At Tribune Interactive, stakeholders are more comfortable with analytics than algorithms, and that there still needs to be a human element for a level of trust to remain with clients according to VP for data, Alejandro Canterero. Data scientists are a very precious resources.

For Canterero and his team, the average time for integrating machine learning models is about three months. When looking to integrate a new AI system they must give themselves the right amount of time to do so. This is your standard pull data, clean data, test models, find the one that works, and validate against historical models. These models are designed not to automate but to augment product development jobs. The next stage is to get into higher level automation. All of this requires building trust with the rest of the organization.

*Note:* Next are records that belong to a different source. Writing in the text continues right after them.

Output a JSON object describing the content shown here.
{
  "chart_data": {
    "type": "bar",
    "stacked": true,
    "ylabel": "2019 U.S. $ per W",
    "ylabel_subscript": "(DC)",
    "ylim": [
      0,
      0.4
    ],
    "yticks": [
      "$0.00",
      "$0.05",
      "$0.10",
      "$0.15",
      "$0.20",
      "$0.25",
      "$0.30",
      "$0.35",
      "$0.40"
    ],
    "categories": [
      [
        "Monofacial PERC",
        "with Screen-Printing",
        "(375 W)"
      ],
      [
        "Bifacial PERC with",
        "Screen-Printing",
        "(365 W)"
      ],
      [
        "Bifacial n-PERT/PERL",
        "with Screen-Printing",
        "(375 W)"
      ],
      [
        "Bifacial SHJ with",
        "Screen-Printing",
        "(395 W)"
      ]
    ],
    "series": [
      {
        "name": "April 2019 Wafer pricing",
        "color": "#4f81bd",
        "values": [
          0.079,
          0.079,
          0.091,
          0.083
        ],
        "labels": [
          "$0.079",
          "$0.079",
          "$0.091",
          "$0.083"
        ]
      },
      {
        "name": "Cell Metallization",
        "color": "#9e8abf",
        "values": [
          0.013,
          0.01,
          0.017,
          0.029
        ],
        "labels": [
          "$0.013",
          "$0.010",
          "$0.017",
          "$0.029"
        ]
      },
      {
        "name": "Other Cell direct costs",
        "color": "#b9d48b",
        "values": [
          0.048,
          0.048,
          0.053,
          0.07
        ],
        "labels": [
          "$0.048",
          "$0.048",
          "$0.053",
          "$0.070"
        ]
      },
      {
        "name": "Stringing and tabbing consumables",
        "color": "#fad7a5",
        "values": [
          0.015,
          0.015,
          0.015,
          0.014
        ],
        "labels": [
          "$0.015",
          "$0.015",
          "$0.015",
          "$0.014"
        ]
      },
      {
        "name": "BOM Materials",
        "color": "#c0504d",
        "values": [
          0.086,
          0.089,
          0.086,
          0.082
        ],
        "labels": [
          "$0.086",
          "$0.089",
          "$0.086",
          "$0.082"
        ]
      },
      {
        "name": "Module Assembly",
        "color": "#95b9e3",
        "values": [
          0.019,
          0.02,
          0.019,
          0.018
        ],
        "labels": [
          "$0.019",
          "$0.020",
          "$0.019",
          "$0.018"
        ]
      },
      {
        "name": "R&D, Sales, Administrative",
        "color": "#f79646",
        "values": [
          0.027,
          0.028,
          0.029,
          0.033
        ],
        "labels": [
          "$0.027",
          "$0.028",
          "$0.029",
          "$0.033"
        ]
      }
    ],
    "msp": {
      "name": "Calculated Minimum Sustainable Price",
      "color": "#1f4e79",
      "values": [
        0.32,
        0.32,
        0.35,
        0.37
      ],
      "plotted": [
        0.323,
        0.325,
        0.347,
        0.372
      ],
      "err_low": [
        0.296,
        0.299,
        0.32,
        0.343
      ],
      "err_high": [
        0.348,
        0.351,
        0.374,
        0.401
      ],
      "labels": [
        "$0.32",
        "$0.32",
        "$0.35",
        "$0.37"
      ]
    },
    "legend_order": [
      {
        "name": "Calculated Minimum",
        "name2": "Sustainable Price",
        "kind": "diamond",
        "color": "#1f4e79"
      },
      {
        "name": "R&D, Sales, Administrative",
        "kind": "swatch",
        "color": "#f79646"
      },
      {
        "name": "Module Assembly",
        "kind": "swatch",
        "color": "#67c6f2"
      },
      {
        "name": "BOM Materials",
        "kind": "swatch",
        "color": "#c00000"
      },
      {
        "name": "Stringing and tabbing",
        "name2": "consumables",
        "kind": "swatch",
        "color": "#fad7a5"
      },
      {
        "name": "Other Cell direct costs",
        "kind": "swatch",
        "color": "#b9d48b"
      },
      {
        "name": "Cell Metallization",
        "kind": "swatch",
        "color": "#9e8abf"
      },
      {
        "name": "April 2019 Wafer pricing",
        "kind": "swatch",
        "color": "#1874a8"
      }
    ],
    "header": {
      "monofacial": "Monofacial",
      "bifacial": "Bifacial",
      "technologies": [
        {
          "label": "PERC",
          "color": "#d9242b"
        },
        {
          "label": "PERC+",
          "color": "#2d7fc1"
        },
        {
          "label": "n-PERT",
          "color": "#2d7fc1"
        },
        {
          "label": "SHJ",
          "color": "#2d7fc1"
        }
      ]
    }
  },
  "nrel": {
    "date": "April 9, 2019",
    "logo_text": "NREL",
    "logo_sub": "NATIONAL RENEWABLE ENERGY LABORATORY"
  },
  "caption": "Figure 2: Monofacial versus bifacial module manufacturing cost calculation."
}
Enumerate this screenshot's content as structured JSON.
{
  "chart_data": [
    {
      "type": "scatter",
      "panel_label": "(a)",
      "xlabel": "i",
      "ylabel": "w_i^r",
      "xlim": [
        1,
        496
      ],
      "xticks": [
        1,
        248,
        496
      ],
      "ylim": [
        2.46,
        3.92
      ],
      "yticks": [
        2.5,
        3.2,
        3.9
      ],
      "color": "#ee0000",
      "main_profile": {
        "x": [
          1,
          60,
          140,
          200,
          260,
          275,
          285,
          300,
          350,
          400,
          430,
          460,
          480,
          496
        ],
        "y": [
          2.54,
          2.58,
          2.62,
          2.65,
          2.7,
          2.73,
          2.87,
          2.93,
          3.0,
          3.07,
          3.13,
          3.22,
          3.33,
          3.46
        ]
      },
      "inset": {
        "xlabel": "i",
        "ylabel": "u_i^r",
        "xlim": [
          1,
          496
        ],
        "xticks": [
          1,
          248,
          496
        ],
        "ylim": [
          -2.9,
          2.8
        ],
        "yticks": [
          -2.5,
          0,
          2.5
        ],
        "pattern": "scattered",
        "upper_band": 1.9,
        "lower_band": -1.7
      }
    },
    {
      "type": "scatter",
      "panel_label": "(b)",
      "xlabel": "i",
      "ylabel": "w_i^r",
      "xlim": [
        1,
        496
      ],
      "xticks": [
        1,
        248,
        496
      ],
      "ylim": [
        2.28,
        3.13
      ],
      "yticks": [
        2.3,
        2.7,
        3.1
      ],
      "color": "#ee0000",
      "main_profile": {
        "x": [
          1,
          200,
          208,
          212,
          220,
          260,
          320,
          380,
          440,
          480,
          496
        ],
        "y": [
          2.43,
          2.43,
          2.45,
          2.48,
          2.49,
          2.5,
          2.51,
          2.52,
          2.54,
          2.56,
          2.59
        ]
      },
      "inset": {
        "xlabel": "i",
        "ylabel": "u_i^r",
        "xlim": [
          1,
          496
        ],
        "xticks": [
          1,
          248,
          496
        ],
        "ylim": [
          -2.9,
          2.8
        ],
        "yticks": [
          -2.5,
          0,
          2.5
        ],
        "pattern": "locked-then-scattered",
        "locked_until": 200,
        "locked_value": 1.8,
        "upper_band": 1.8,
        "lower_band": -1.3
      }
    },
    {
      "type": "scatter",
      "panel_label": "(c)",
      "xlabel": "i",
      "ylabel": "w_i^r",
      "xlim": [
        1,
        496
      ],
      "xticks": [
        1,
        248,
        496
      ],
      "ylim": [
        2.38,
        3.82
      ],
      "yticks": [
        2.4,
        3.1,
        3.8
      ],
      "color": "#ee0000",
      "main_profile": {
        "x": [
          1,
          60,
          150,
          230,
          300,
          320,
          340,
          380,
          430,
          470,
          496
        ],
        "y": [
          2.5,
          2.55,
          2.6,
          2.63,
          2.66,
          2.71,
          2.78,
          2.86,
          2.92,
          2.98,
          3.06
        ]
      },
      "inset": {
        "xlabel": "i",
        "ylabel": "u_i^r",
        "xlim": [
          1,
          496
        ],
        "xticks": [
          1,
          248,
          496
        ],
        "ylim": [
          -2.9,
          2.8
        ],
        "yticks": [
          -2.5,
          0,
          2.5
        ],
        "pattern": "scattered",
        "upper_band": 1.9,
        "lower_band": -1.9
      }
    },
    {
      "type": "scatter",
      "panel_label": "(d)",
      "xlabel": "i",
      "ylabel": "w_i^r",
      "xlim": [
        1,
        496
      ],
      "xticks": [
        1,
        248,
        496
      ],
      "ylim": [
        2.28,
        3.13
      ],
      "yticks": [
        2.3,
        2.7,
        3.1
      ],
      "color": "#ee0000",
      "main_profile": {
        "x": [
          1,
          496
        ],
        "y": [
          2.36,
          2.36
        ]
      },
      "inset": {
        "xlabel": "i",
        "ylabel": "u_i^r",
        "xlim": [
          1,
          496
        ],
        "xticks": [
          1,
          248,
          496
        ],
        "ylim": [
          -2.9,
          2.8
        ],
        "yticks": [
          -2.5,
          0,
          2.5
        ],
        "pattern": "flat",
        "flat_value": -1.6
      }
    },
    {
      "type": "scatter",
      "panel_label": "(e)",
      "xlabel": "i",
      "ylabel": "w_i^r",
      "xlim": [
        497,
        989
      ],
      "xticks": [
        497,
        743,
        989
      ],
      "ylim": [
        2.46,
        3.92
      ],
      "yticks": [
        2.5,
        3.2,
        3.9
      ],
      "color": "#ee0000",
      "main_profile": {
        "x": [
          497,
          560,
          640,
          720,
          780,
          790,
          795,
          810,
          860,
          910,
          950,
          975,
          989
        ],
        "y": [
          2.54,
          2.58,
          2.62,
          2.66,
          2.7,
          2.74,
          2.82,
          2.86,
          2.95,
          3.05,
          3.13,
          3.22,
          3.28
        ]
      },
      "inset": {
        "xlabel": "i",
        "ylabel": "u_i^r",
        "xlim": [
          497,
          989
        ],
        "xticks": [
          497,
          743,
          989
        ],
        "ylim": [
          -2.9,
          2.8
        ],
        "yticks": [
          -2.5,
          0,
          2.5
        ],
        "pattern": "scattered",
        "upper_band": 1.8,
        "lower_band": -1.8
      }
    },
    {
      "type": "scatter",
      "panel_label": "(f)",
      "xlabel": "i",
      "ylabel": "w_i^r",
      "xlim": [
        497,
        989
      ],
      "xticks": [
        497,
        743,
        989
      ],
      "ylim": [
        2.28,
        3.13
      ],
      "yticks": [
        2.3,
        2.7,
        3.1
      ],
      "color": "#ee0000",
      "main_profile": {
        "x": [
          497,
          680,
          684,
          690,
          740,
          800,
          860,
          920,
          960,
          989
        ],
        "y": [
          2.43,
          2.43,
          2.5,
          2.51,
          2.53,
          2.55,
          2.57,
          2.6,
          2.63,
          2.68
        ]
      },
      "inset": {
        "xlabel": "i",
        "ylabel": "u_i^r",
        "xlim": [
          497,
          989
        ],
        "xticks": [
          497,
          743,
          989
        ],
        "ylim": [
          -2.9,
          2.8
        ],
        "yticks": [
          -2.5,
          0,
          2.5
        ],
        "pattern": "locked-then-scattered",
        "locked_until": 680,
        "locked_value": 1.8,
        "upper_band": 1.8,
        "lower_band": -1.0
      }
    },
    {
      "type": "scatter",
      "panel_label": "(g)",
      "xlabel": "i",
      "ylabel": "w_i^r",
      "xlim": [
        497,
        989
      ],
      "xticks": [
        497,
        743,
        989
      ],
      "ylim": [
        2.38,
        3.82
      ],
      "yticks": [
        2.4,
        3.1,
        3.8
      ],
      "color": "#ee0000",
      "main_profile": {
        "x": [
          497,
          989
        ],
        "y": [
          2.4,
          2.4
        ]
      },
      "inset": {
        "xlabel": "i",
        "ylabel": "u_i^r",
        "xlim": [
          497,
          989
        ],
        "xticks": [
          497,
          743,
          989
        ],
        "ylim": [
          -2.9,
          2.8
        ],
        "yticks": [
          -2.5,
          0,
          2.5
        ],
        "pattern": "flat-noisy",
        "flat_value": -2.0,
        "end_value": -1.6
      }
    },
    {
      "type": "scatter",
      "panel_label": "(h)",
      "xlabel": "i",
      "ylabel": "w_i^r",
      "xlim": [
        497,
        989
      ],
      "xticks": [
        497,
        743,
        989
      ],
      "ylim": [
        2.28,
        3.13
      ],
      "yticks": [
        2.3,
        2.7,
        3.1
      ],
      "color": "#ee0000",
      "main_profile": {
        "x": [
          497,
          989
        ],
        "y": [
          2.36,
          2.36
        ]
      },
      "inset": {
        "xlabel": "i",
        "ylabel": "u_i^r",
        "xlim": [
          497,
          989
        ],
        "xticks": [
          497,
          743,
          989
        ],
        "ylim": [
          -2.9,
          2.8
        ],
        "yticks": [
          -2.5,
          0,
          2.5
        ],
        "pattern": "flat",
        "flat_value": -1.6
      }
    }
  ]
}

The revenue form their website is two fold, digital advertising revenue and paid subscribers. They have been running on a traditional paywall system tied to the calendar month, where a visitor will see five free articles before being asked to subscribe. The data team is looking at how to effectively convert audience to paid subscriptions. They started asking the question, “which content matters?” They realized that not all content is created equally, when trying to build the paywall. Customers who only want to read articles about the Kardashian’s the result is significantly lower then those who are reading editorials or local election results. They have found that these different types of users have different behavior and react different to the five free articles before seeing the paywall.

From their analysis they validated their intuition that level of user engagement on the site is important. An obvious question for tronc was, “is the user local?” Since all of their papers are local papers it is more likely for local users to become paid subscribers. They found that the highest rate of conversion came from users engaging with content related to food, their local news, opinion, politics, and sports. Creatively turned into the acronym FLOPS, because who doesn’t love a good acronym.

Alejandro left the audience with these key lessons: sometimes intuition is wrong and features you think are important are not reflected in the data, build data services and integrate them into self-service portals, empower end-users to develop and mange tests, and allow users to pick and choose from different services and combine results.